A partial archive of discourse.wicg.io as of Saturday February 24, 2024.

Suspicion-based counter-fingerprinting

stuartpb
2014-09-30

Continuing the discussion from Navigator.timeZone:

I think this is a fantastic approach to fingerprintable info in general. What’s the UA consensus / standardization around this?

Should there maybe be a standard (OWASP?) assigning “fingerprinting potentiation scores” to the distinctive properties (saying which function calls the UA should treat as accumulating suspicion)?

Could the community (eg. FSF) turn this into a browser extension (maybe using Object.observe() on navigator), akin to HTTPS Everywhere?

Also, perhaps after a certain number of suspicion triggers are raised, the browser goes into “lockdown” (eg. functions start returning the same values as private browsing) until the site’s integrity can be assessed?

robin
2014-09-30

There is actually existing work on the topic, see for instance https://www.cosic.esat.kuleuven.be/fpdetective/.

I’m not sure that we need a standard. Most of this can be done as an extension (though how much of a performance hit it would be is unclear, and it would need to reach into Flash as well). It would certainly be an interesting project to carry out (starting from a good look at https://github.com/fpdetective/fpdetective/ I would assume).

I don’t think that you need to go into lockdown (especially since getting that wrong would have adverse effects that would be hard to explain clearly to the user). Fingerprinting is an attack that mostly makes sense over a relatively large amount of time and number of users, so it ought to be enough for the browser to flag the site for review in a shared database of fingerprinters. Once it is confirmed, that origin basically gets flagged in the same way that phishing sites are, possibly leading to it being blocked.

Overall, the effect should be sufficient to make this work. My primary concern would be about performance.

npdoty
2015-10-27

+1 that one mitigation of browser fingerprinting will be making that fingerprinting detectable (and, importantly, distinct from innocuous activity) and then researchers and regulators and potentially even individual browsers themselves can try to detect it, and potentially limit access to certain features or just identify that it’s happening and address it through out-of-band means.

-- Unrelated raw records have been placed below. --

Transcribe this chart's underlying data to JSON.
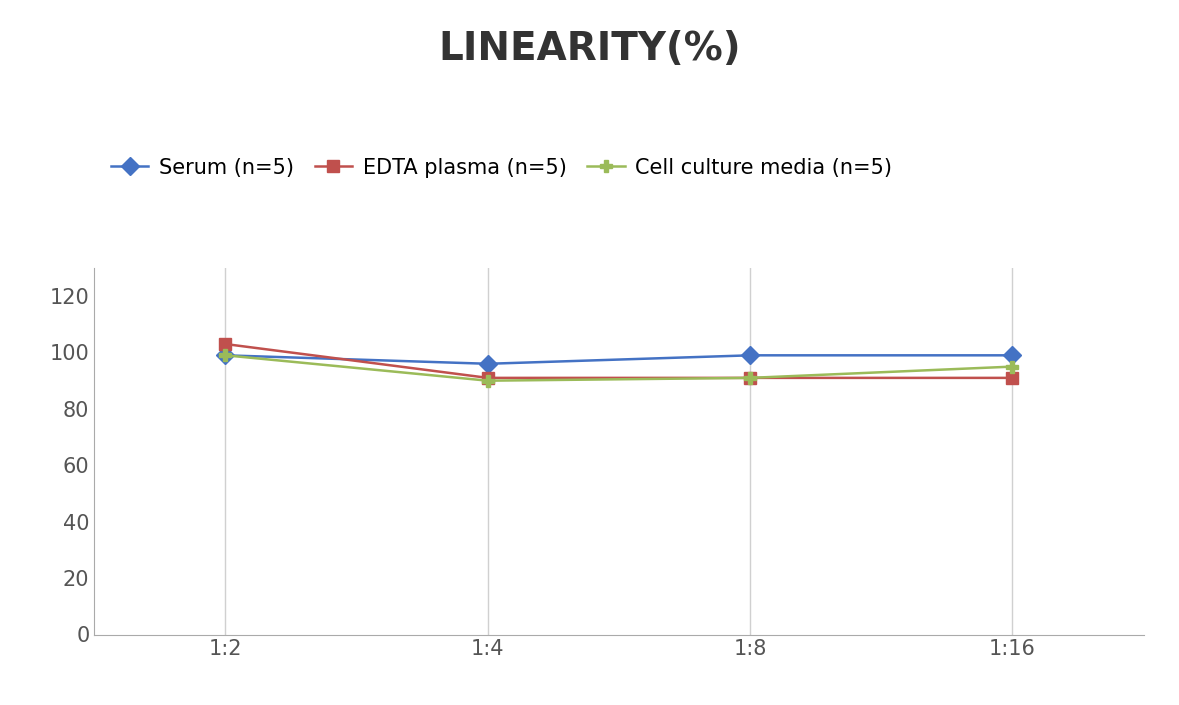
{
  "title": "LINEARITY(%)",
  "x_labels": [
    "1:2",
    "1:4",
    "1:8",
    "1:16"
  ],
  "series": [
    {
      "label": "Serum (n=5)",
      "values": [
        99,
        96,
        99,
        99
      ],
      "color": "#4472C4",
      "marker": "D",
      "marker_color": "#4472C4"
    },
    {
      "label": "EDTA plasma (n=5)",
      "values": [
        103,
        91,
        91,
        91
      ],
      "color": "#C0504D",
      "marker": "s",
      "marker_color": "#C0504D"
    },
    {
      "label": "Cell culture media (n=5)",
      "values": [
        99,
        90,
        91,
        95
      ],
      "color": "#9BBB59",
      "marker": "P",
      "marker_color": "#9BBB59"
    }
  ],
  "ylim": [
    0,
    130
  ],
  "yticks": [
    0,
    20,
    40,
    60,
    80,
    100,
    120
  ],
  "background_color": "#FFFFFF",
  "title_fontsize": 28,
  "legend_fontsize": 15,
  "tick_fontsize": 15,
  "grid_color": "#D0D0D0",
  "line_width": 1.8,
  "marker_size": 9
}
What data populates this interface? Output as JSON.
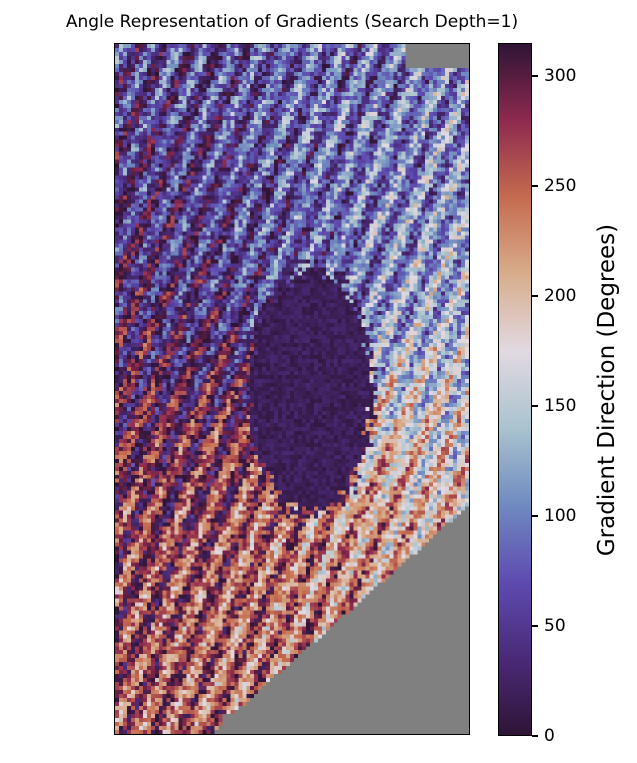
{
  "chart_data": {
    "type": "heatmap",
    "title": "Angle Representation of Gradients (Search Depth=1)",
    "xlabel": "",
    "ylabel": "",
    "colorbar": {
      "label": "Gradient Direction (Degrees)",
      "ticks": [
        0,
        50,
        100,
        150,
        200,
        250,
        300
      ],
      "vmin": 0,
      "vmax": 315,
      "colormap": "twilight_shifted",
      "colors": [
        "#2f1436",
        "#4a2a78",
        "#5e4bb0",
        "#6f8ac0",
        "#a9c3cf",
        "#e2d9e2",
        "#d8ad8c",
        "#c56b4f",
        "#8e2a4f",
        "#2f1436"
      ]
    },
    "masked_color": "#808080",
    "axes_visible": false,
    "grid": false,
    "legend": "none"
  }
}
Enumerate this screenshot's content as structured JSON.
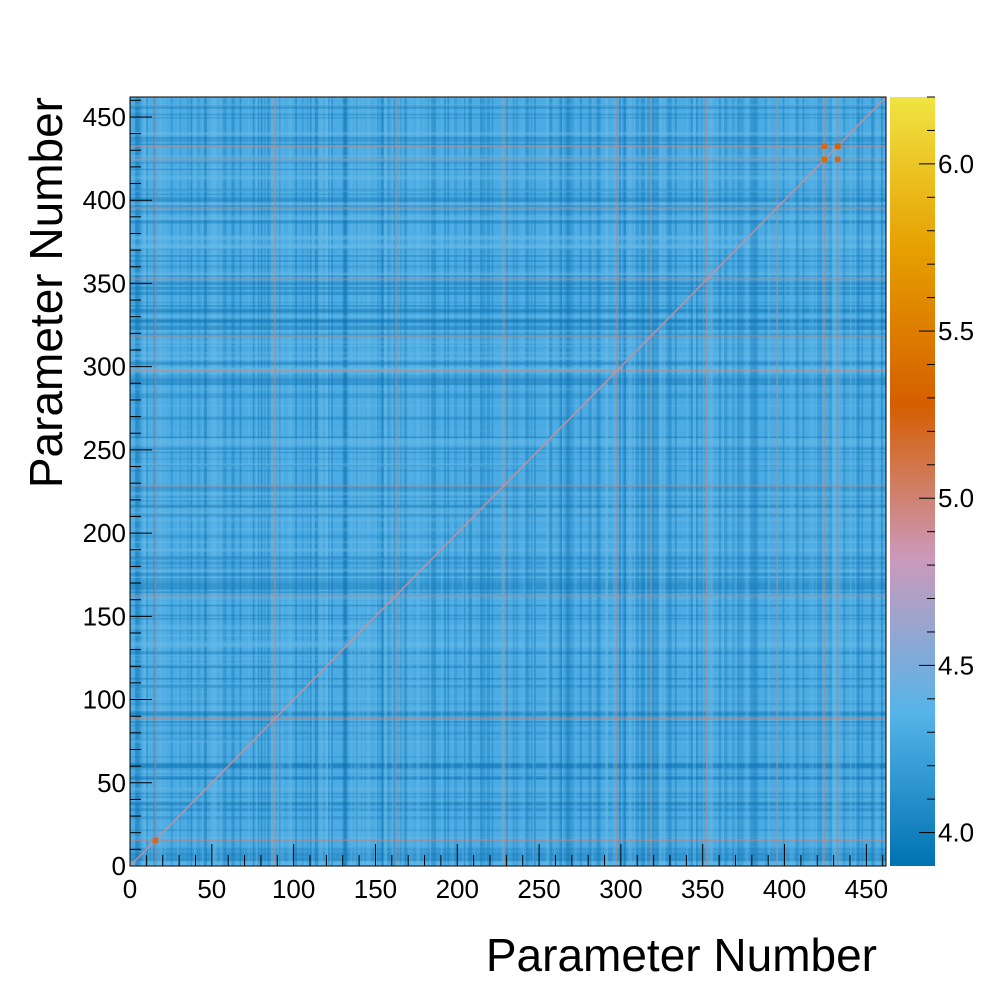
{
  "chart_data": {
    "type": "heatmap",
    "title": "",
    "xlabel": "Parameter Number",
    "ylabel": "Parameter Number",
    "xlim": [
      0,
      462
    ],
    "ylim": [
      0,
      462
    ],
    "x_ticks": [
      0,
      50,
      100,
      150,
      200,
      250,
      300,
      350,
      400,
      450
    ],
    "y_ticks": [
      0,
      50,
      100,
      150,
      200,
      250,
      300,
      350,
      400,
      450
    ],
    "x_tick_labels": [
      "0",
      "50",
      "100",
      "150",
      "200",
      "250",
      "300",
      "350",
      "400",
      "450"
    ],
    "y_tick_labels": [
      "0",
      "50",
      "100",
      "150",
      "200",
      "250",
      "300",
      "350",
      "400",
      "450"
    ],
    "colorbar": {
      "range": [
        3.9,
        6.2
      ],
      "ticks": [
        4.0,
        4.5,
        5.0,
        5.5,
        6.0
      ],
      "tick_labels": [
        "4.0",
        "4.5",
        "5.0",
        "5.5",
        "6.0"
      ],
      "palette": [
        "#0072b2",
        "#56b4e9",
        "#cc99bb",
        "#d55e00",
        "#e69f00",
        "#f0e442"
      ]
    },
    "background_value": 4.3,
    "diagonal_value": 4.9,
    "highlighted_parameters": [
      15,
      88,
      162,
      228,
      297,
      318,
      352,
      395,
      424,
      432
    ],
    "highlighted_value": 5.0,
    "hot_spots": [
      {
        "x": 424,
        "y": 424,
        "value": 5.4
      },
      {
        "x": 432,
        "y": 432,
        "value": 5.3
      },
      {
        "x": 424,
        "y": 432,
        "value": 5.2
      },
      {
        "x": 432,
        "y": 424,
        "value": 5.2
      },
      {
        "x": 15,
        "y": 15,
        "value": 5.2
      }
    ]
  }
}
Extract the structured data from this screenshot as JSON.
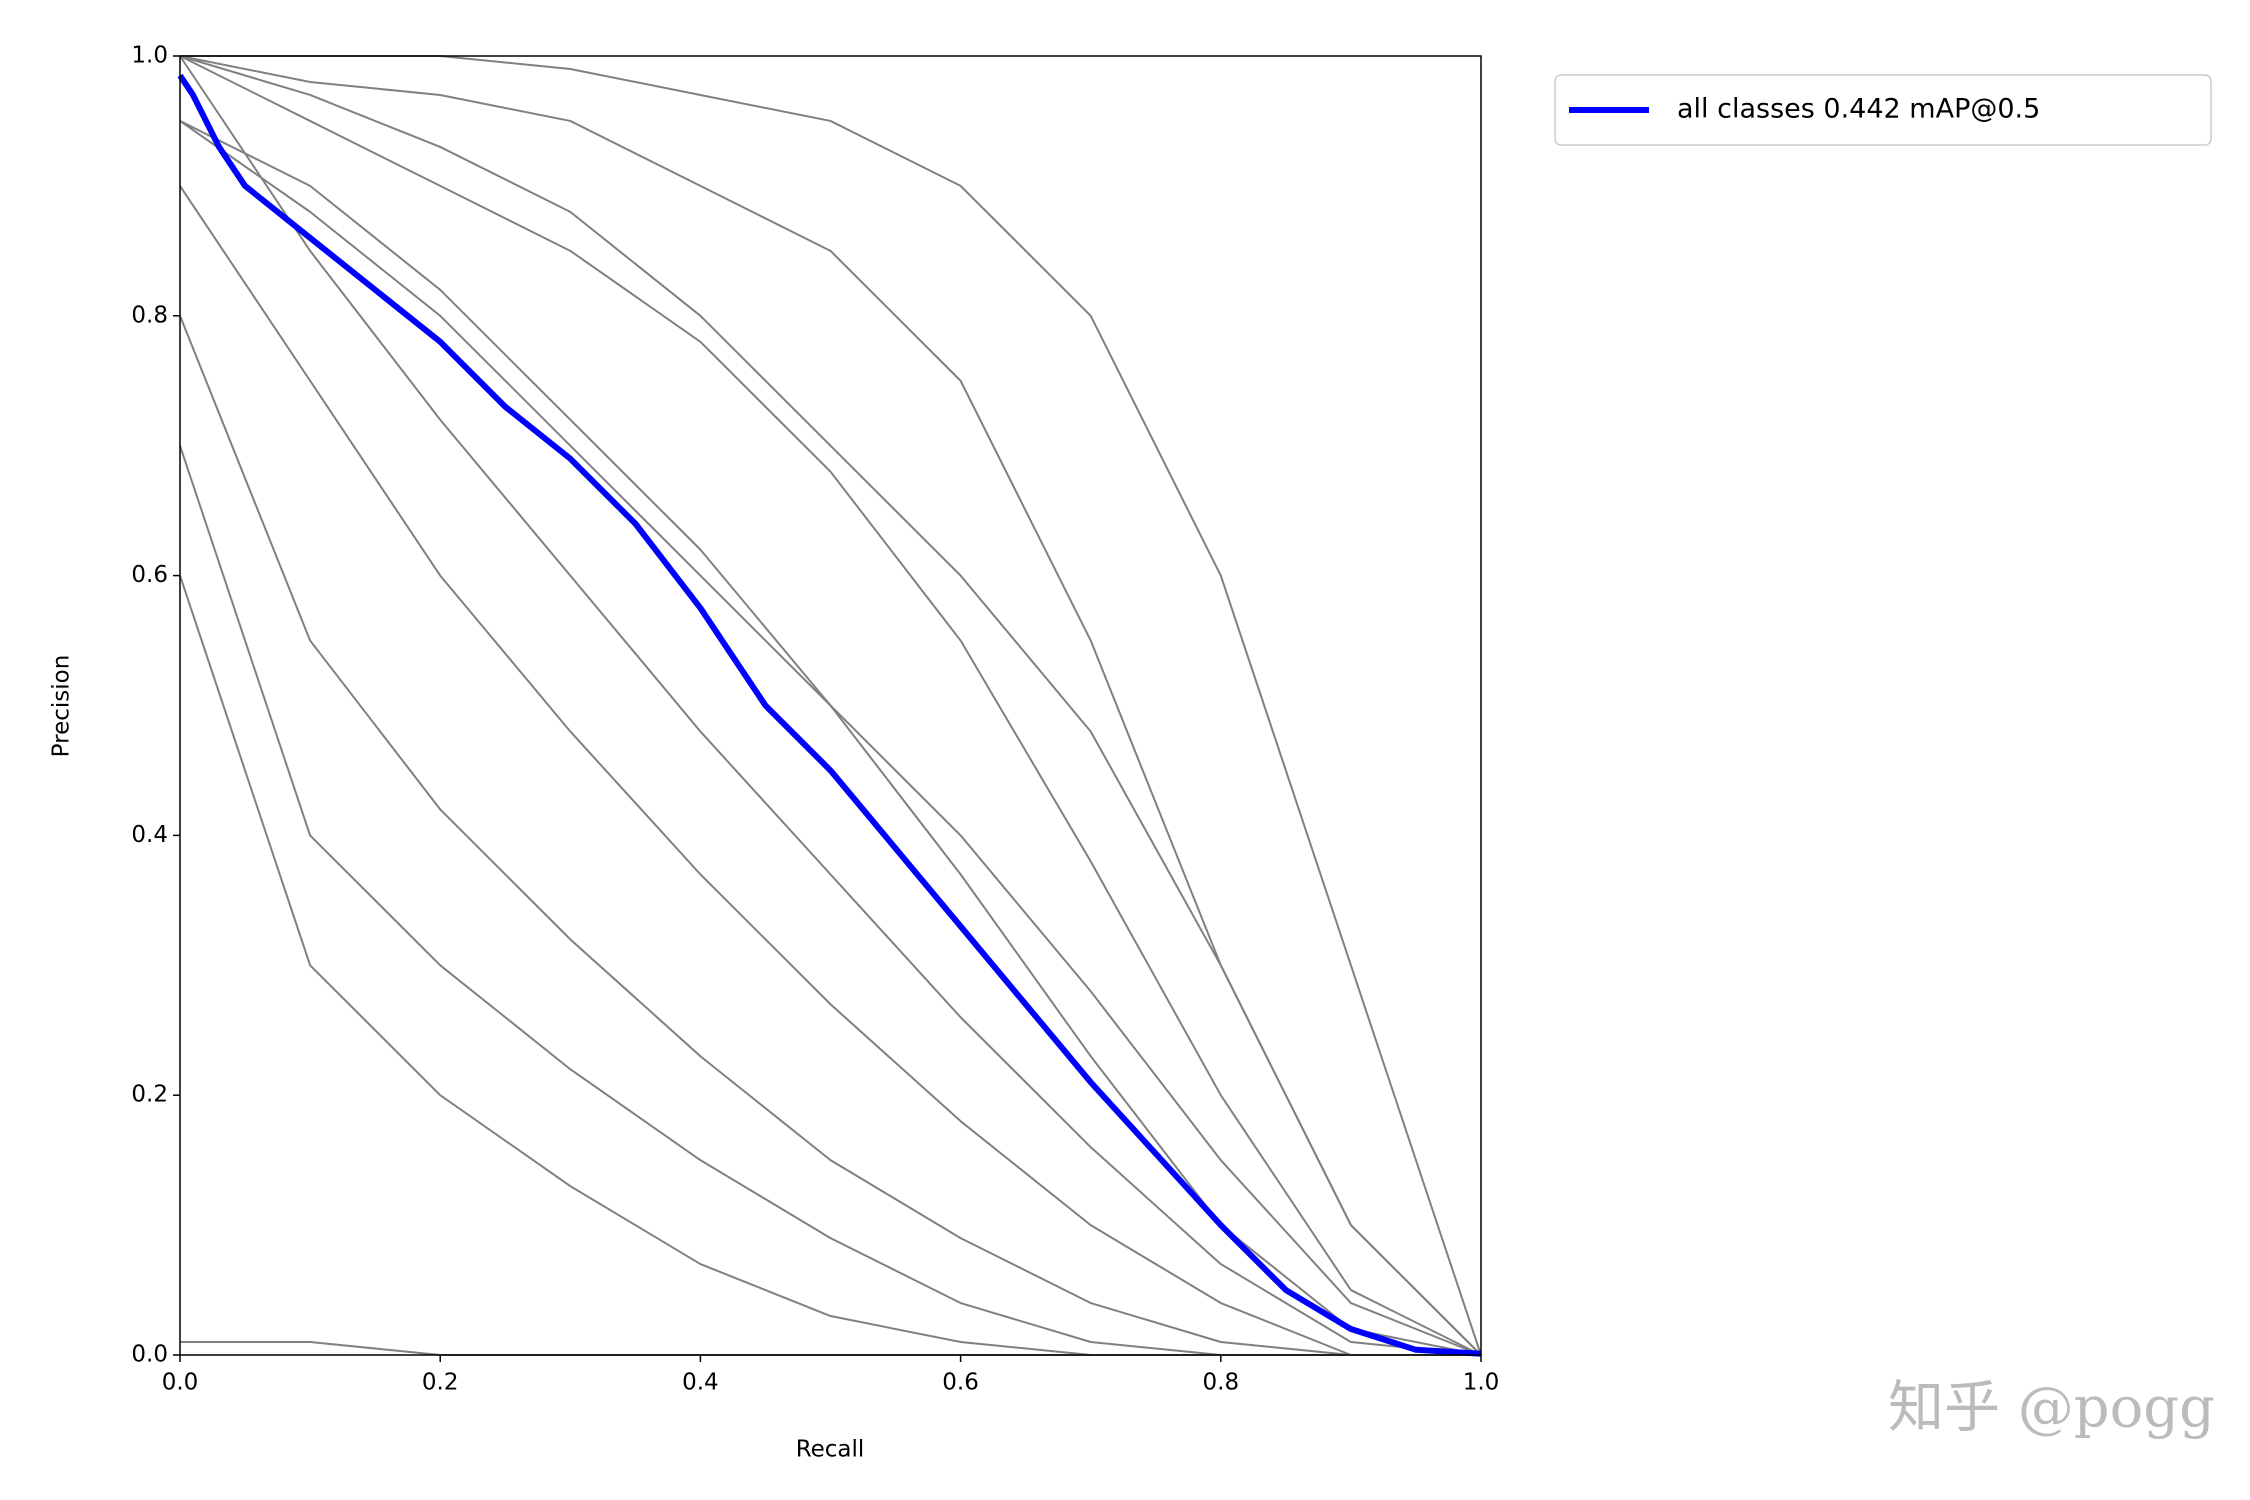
{
  "chart_data": {
    "type": "line",
    "xlabel": "Recall",
    "ylabel": "Precision",
    "x": [
      0,
      0.1,
      0.2,
      0.3,
      0.4,
      0.5,
      0.6,
      0.7,
      0.8,
      0.9,
      1.0
    ],
    "xlim": [
      0,
      1
    ],
    "ylim": [
      0,
      1
    ],
    "xticks": [
      {
        "value": 0,
        "label": "0.0"
      },
      0.2,
      0.4,
      0.6,
      0.8,
      {
        "value": 1,
        "label": "1.0"
      }
    ],
    "yticks": [
      {
        "value": 0,
        "label": "0.0"
      },
      0.2,
      0.4,
      0.6,
      0.8,
      {
        "value": 1,
        "label": "1.0"
      }
    ],
    "legend": "outside upper right",
    "series": [
      {
        "color": "#808080",
        "values": [
          1,
          1,
          1,
          0.99,
          0.97,
          0.95,
          0.9,
          0.8,
          0.6,
          0.3,
          0
        ]
      },
      {
        "color": "#808080",
        "values": [
          1,
          0.98,
          0.97,
          0.95,
          0.9,
          0.85,
          0.75,
          0.55,
          0.3,
          0.1,
          0
        ]
      },
      {
        "color": "#808080",
        "values": [
          1,
          0.97,
          0.93,
          0.88,
          0.8,
          0.7,
          0.6,
          0.48,
          0.3,
          0.1,
          0
        ]
      },
      {
        "color": "#808080",
        "values": [
          1,
          0.95,
          0.9,
          0.85,
          0.78,
          0.68,
          0.55,
          0.38,
          0.2,
          0.05,
          0
        ]
      },
      {
        "color": "#808080",
        "values": [
          0.95,
          0.88,
          0.8,
          0.7,
          0.6,
          0.5,
          0.4,
          0.28,
          0.15,
          0.04,
          0
        ]
      },
      {
        "color": "#808080",
        "values": [
          0.95,
          0.9,
          0.82,
          0.72,
          0.62,
          0.5,
          0.37,
          0.23,
          0.1,
          0.02,
          0
        ]
      },
      {
        "color": "#808080",
        "values": [
          1,
          0.85,
          0.72,
          0.6,
          0.48,
          0.37,
          0.26,
          0.16,
          0.07,
          0.01,
          0
        ]
      },
      {
        "color": "#808080",
        "values": [
          0.9,
          0.75,
          0.6,
          0.48,
          0.37,
          0.27,
          0.18,
          0.1,
          0.04,
          0,
          0
        ]
      },
      {
        "color": "#808080",
        "values": [
          0.8,
          0.55,
          0.42,
          0.32,
          0.23,
          0.15,
          0.09,
          0.04,
          0.01,
          0,
          0
        ]
      },
      {
        "color": "#808080",
        "values": [
          0.7,
          0.4,
          0.3,
          0.22,
          0.15,
          0.09,
          0.04,
          0.01,
          0,
          0,
          0
        ]
      },
      {
        "color": "#808080",
        "values": [
          0.6,
          0.3,
          0.2,
          0.13,
          0.07,
          0.03,
          0.01,
          0,
          0,
          0,
          0
        ]
      },
      {
        "color": "#808080",
        "values": [
          0.01,
          0.01,
          0,
          0,
          0,
          0,
          0,
          0,
          0,
          0,
          0
        ]
      },
      {
        "name": "all classes 0.442 mAP@0.5",
        "color": "#0000ff",
        "x": [
          0,
          0.01,
          0.03,
          0.05,
          0.1,
          0.15,
          0.2,
          0.25,
          0.3,
          0.35,
          0.4,
          0.45,
          0.5,
          0.55,
          0.6,
          0.65,
          0.7,
          0.75,
          0.8,
          0.85,
          0.9,
          0.95,
          1.0
        ],
        "values": [
          0.985,
          0.97,
          0.93,
          0.9,
          0.86,
          0.82,
          0.78,
          0.73,
          0.69,
          0.64,
          0.575,
          0.5,
          0.45,
          0.39,
          0.33,
          0.27,
          0.21,
          0.155,
          0.1,
          0.05,
          0.02,
          0.004,
          0.001
        ]
      }
    ]
  },
  "watermark": "知乎 @pogg"
}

We describe this as a level of mitigation in the fingerprinting guidance document: http://w3c.github.io/fingerprinting-guidance/

I don’t think we should use the fact that there are possible alternative mitigations to assume that we shouldn’t try to minimize fingerprinting surface, especially when it’s done in a way that will be relatively hard to detect.

Finally, I think typically we wouldn’t need or indeed want to standardize the mechanisms for counting potential fingerprinting. Fixing or publishing those metrics would make it easier for attackers to remain within the limits.